An Uncommon Reader by Helen Smith

An Uncommon Reader by Helen Smith

Author:Helen Smith
Language: eng
Format: epub
Publisher: Farrar, Straus and Giroux


16

‘My friend and protector in love and literature’

As Edward read Paul Morel he must have had a sense of déjà vu; many of the faults of The Trespasser were evident in the new manuscript. Once again Edward criticised Lawrence’s recondite tendencies: ‘“one of Circe’s erect swine” no’, ‘too literary’. He was also unconvinced by some of the dialogue: ‘affected conversation rewrite’; ‘all this talk doesn’t ring true,’ he notes.1 Paul Morel (and Sons and Lovers, the novel it eventually became) is highly autobiographical; the Morel family and the events that take place are closely modelled on Lawrence’s own experiences, and Edward accused him of failing to treat his material with the detachment of the deliberate artist. ‘You are insensibly making Paul too much of a hero,’ he complains, and ‘This seems cheap: you identify your sympathies too much with Paul’s wrath.’2 The manuscript was back in Germany with Edward’s notes less than three weeks after Lawrence had sent it. Lawrence responded enthusiastically and promised to ‘slave like a Turk at the novel … I begin in earnest tomorrow.’3

At the end of July David Garnett, by now studying botany at the Imperial College of Science, was in Munich attending some lectures. At Edward’s suggestion he contacted Lawrence and went to stay with him and Frieda in Icking. ‘He’s awfully like you … his walk, his touch of mischief and wickedness … But he hasn’t got your appetite for tragedy with the bleeding brow,’4 Lawrence reported, before adding that he and Frieda had decided to walk away from their troubles over the Alps into Switzerland. At the end of the letter he casually mentions that he has decided to rewrite Paul Morel and that it will take him three months. As usual, money was a pressing problem and once again Lawrence looked to Edward for assistance in placing sketches and poetry: ‘I must hear from you or of you,’ he frets.5

Edward and Nellie had been on holiday in Wales, which explained his recent silence; he was also preoccupied with finding another London flat. Constance, who did most of the hunting, eventually recommended one very close to Grove Place: 4 Downshire Hill was a ‘nice little old house’.6 It had the advantage of being very quiet and very cheap (£42 10/- a year) and the disadvantage of being ‘a bit grubby and dilapidated’ and having a very small bathroom and kitchen. Constance was won over by the charm of the place and they took possession of it in September.
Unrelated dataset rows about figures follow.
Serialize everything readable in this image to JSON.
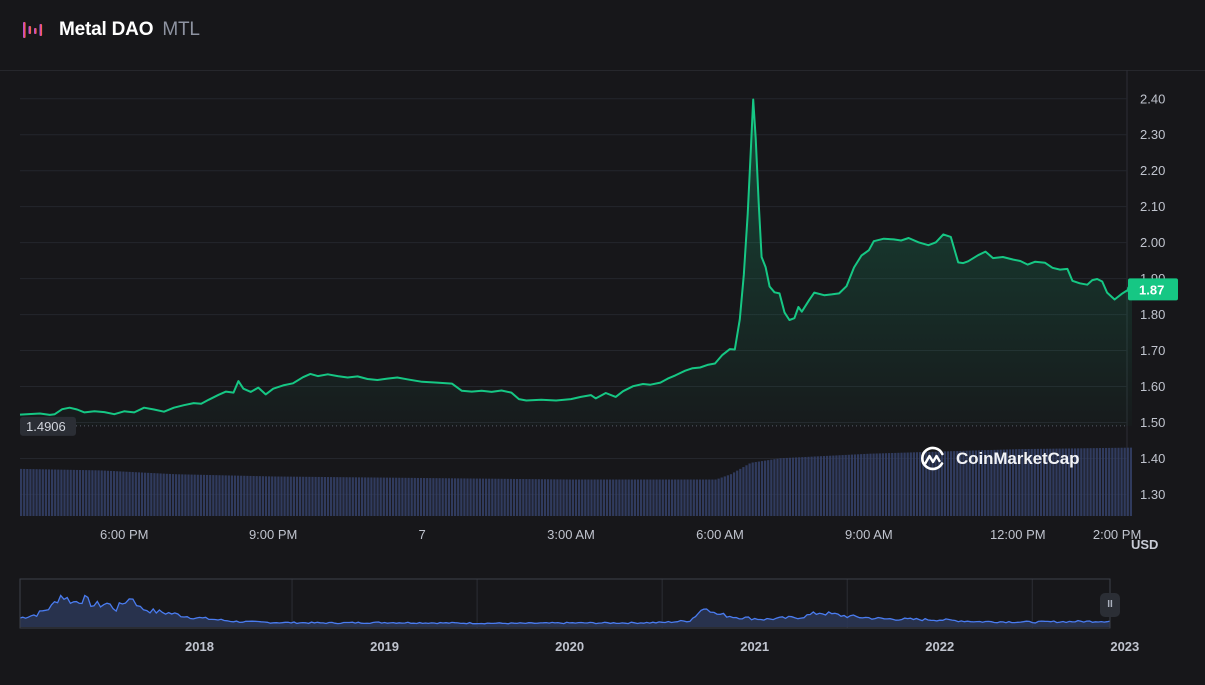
{
  "header": {
    "name": "Metal DAO",
    "symbol": "MTL"
  },
  "colors": {
    "background": "#17171a",
    "price_line": "#16c784",
    "volume_bars": "#3c4b7a",
    "navigator_line": "#4a7cf0"
  },
  "chart_data": [
    {
      "type": "area",
      "title": "",
      "currency": "USD",
      "y_range": [
        1.24,
        2.48
      ],
      "y_ticks": [
        "2.40",
        "2.30",
        "2.20",
        "2.10",
        "2.00",
        "1.90",
        "1.80",
        "1.70",
        "1.60",
        "1.50",
        "1.40",
        "1.30"
      ],
      "y_tick_values": [
        2.4,
        2.3,
        2.2,
        2.1,
        2.0,
        1.9,
        1.8,
        1.7,
        1.6,
        1.5,
        1.4,
        1.3
      ],
      "x_range_hours": [
        15.9,
        38.2
      ],
      "x_ticks": [
        {
          "label": "6:00 PM",
          "hour": 18
        },
        {
          "label": "9:00 PM",
          "hour": 21
        },
        {
          "label": "7",
          "hour": 24
        },
        {
          "label": "3:00 AM",
          "hour": 27
        },
        {
          "label": "6:00 AM",
          "hour": 30
        },
        {
          "label": "9:00 AM",
          "hour": 33
        },
        {
          "label": "12:00 PM",
          "hour": 36
        },
        {
          "label": "2:00 PM",
          "hour": 38
        }
      ],
      "reference_price": "1.4906",
      "reference_value": 1.4906,
      "current_price": "1.87",
      "current_value": 1.87,
      "price_series": [
        [
          16.6,
          1.523
        ],
        [
          16.75,
          1.537
        ],
        [
          16.9,
          1.541
        ],
        [
          17.05,
          1.536
        ],
        [
          17.2,
          1.528
        ],
        [
          17.4,
          1.531
        ],
        [
          17.6,
          1.529
        ],
        [
          17.8,
          1.523
        ],
        [
          18.0,
          1.531
        ],
        [
          18.2,
          1.528
        ],
        [
          18.4,
          1.541
        ],
        [
          18.6,
          1.536
        ],
        [
          18.8,
          1.53
        ],
        [
          19.0,
          1.541
        ],
        [
          19.2,
          1.548
        ],
        [
          19.4,
          1.554
        ],
        [
          19.55,
          1.552
        ],
        [
          19.7,
          1.563
        ],
        [
          19.9,
          1.577
        ],
        [
          20.05,
          1.586
        ],
        [
          20.2,
          1.583
        ],
        [
          20.3,
          1.615
        ],
        [
          20.4,
          1.594
        ],
        [
          20.55,
          1.585
        ],
        [
          20.7,
          1.597
        ],
        [
          20.85,
          1.578
        ],
        [
          21.0,
          1.594
        ],
        [
          21.2,
          1.603
        ],
        [
          21.4,
          1.609
        ],
        [
          21.6,
          1.626
        ],
        [
          21.75,
          1.635
        ],
        [
          21.9,
          1.629
        ],
        [
          22.1,
          1.634
        ],
        [
          22.3,
          1.629
        ],
        [
          22.5,
          1.625
        ],
        [
          22.7,
          1.628
        ],
        [
          22.9,
          1.621
        ],
        [
          23.1,
          1.618
        ],
        [
          23.3,
          1.622
        ],
        [
          23.5,
          1.625
        ],
        [
          23.7,
          1.62
        ],
        [
          24.0,
          1.613
        ],
        [
          24.3,
          1.611
        ],
        [
          24.6,
          1.608
        ],
        [
          24.8,
          1.588
        ],
        [
          25.0,
          1.586
        ],
        [
          25.2,
          1.588
        ],
        [
          25.4,
          1.585
        ],
        [
          25.6,
          1.589
        ],
        [
          25.8,
          1.583
        ],
        [
          25.95,
          1.565
        ],
        [
          26.1,
          1.561
        ],
        [
          26.4,
          1.563
        ],
        [
          26.7,
          1.561
        ],
        [
          27.0,
          1.565
        ],
        [
          27.2,
          1.571
        ],
        [
          27.4,
          1.576
        ],
        [
          27.5,
          1.567
        ],
        [
          27.7,
          1.582
        ],
        [
          27.9,
          1.571
        ],
        [
          28.05,
          1.587
        ],
        [
          28.25,
          1.601
        ],
        [
          28.45,
          1.607
        ],
        [
          28.6,
          1.605
        ],
        [
          28.8,
          1.611
        ],
        [
          28.95,
          1.622
        ],
        [
          29.1,
          1.631
        ],
        [
          29.3,
          1.644
        ],
        [
          29.45,
          1.651
        ],
        [
          29.6,
          1.653
        ],
        [
          29.75,
          1.66
        ],
        [
          29.9,
          1.664
        ],
        [
          30.05,
          1.688
        ],
        [
          30.2,
          1.704
        ],
        [
          30.3,
          1.703
        ],
        [
          30.4,
          1.787
        ],
        [
          30.48,
          1.91
        ],
        [
          30.56,
          2.08
        ],
        [
          30.62,
          2.25
        ],
        [
          30.67,
          2.398
        ],
        [
          30.72,
          2.29
        ],
        [
          30.78,
          2.11
        ],
        [
          30.84,
          1.96
        ],
        [
          30.92,
          1.932
        ],
        [
          31.0,
          1.878
        ],
        [
          31.1,
          1.862
        ],
        [
          31.2,
          1.859
        ],
        [
          31.3,
          1.806
        ],
        [
          31.4,
          1.785
        ],
        [
          31.5,
          1.79
        ],
        [
          31.58,
          1.821
        ],
        [
          31.65,
          1.808
        ],
        [
          31.8,
          1.841
        ],
        [
          31.9,
          1.861
        ],
        [
          32.1,
          1.854
        ],
        [
          32.25,
          1.856
        ],
        [
          32.4,
          1.859
        ],
        [
          32.55,
          1.879
        ],
        [
          32.7,
          1.931
        ],
        [
          32.85,
          1.964
        ],
        [
          33.0,
          1.979
        ],
        [
          33.1,
          2.004
        ],
        [
          33.3,
          2.011
        ],
        [
          33.5,
          2.009
        ],
        [
          33.65,
          2.006
        ],
        [
          33.8,
          2.013
        ],
        [
          34.0,
          2.001
        ],
        [
          34.2,
          1.993
        ],
        [
          34.35,
          2.001
        ],
        [
          34.5,
          2.023
        ],
        [
          34.65,
          2.016
        ],
        [
          34.8,
          1.945
        ],
        [
          34.9,
          1.943
        ],
        [
          35.0,
          1.948
        ],
        [
          35.2,
          1.965
        ],
        [
          35.35,
          1.975
        ],
        [
          35.5,
          1.957
        ],
        [
          35.7,
          1.96
        ],
        [
          35.9,
          1.953
        ],
        [
          36.05,
          1.949
        ],
        [
          36.2,
          1.939
        ],
        [
          36.35,
          1.947
        ],
        [
          36.55,
          1.944
        ],
        [
          36.7,
          1.93
        ],
        [
          36.85,
          1.925
        ],
        [
          37.0,
          1.927
        ],
        [
          37.1,
          1.894
        ],
        [
          37.25,
          1.887
        ],
        [
          37.4,
          1.883
        ],
        [
          37.5,
          1.896
        ],
        [
          37.6,
          1.899
        ],
        [
          37.7,
          1.892
        ],
        [
          37.8,
          1.861
        ],
        [
          37.95,
          1.842
        ],
        [
          38.1,
          1.858
        ],
        [
          38.2,
          1.867
        ],
        [
          38.3,
          1.87
        ]
      ],
      "volume_profile": [
        [
          15.9,
          0.62
        ],
        [
          17.5,
          0.6
        ],
        [
          19.0,
          0.55
        ],
        [
          21.0,
          0.52
        ],
        [
          24.0,
          0.5
        ],
        [
          27.0,
          0.48
        ],
        [
          29.9,
          0.48
        ],
        [
          30.2,
          0.55
        ],
        [
          30.6,
          0.7
        ],
        [
          31.2,
          0.76
        ],
        [
          33.0,
          0.82
        ],
        [
          34.5,
          0.85
        ],
        [
          36.0,
          0.88
        ],
        [
          38.3,
          0.9
        ]
      ]
    },
    {
      "type": "area",
      "title": "",
      "x_ticks": [
        "2018",
        "2019",
        "2020",
        "2021",
        "2022",
        "2023"
      ],
      "x_tick_values": [
        2018,
        2019,
        2020,
        2021,
        2022,
        2023
      ],
      "x_range": [
        2017.53,
        2023.42
      ],
      "y_range": [
        0,
        1
      ],
      "history_series": [
        [
          2017.53,
          0.2
        ],
        [
          2017.62,
          0.28
        ],
        [
          2017.7,
          0.45
        ],
        [
          2017.75,
          0.7
        ],
        [
          2017.82,
          0.55
        ],
        [
          2017.88,
          0.62
        ],
        [
          2017.93,
          0.48
        ],
        [
          2018.0,
          0.52
        ],
        [
          2018.05,
          0.4
        ],
        [
          2018.1,
          0.58
        ],
        [
          2018.14,
          0.65
        ],
        [
          2018.18,
          0.42
        ],
        [
          2018.25,
          0.35
        ],
        [
          2018.35,
          0.3
        ],
        [
          2018.45,
          0.22
        ],
        [
          2018.55,
          0.18
        ],
        [
          2018.7,
          0.12
        ],
        [
          2018.9,
          0.1
        ],
        [
          2019.2,
          0.09
        ],
        [
          2019.5,
          0.1
        ],
        [
          2019.8,
          0.09
        ],
        [
          2020.2,
          0.08
        ],
        [
          2020.5,
          0.09
        ],
        [
          2020.8,
          0.09
        ],
        [
          2021.0,
          0.1
        ],
        [
          2021.15,
          0.14
        ],
        [
          2021.24,
          0.48
        ],
        [
          2021.28,
          0.3
        ],
        [
          2021.4,
          0.22
        ],
        [
          2021.55,
          0.17
        ],
        [
          2021.75,
          0.22
        ],
        [
          2021.85,
          0.32
        ],
        [
          2022.0,
          0.24
        ],
        [
          2022.2,
          0.18
        ],
        [
          2022.5,
          0.16
        ],
        [
          2022.7,
          0.12
        ],
        [
          2023.0,
          0.11
        ],
        [
          2023.2,
          0.12
        ],
        [
          2023.42,
          0.13
        ]
      ]
    }
  ],
  "labels": {
    "usd": "USD",
    "watermark": "CoinMarketCap",
    "pause": "II"
  }
}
While Edward was on the move in London, Lawrence and Frieda were finally settling for a while near the shores of Lake Garda. Lawrence was immensely relieved when £50 arrived from Duckworth to ease his financial anxieties: ‘It seems queer, that while I am straying about here, you are working like a fiend, and hampered with my stuff as well,’ Lawrence remarks, before trying to persuade Edward to come out and stay for a while: ‘I should love to talk to you – for hours and hours.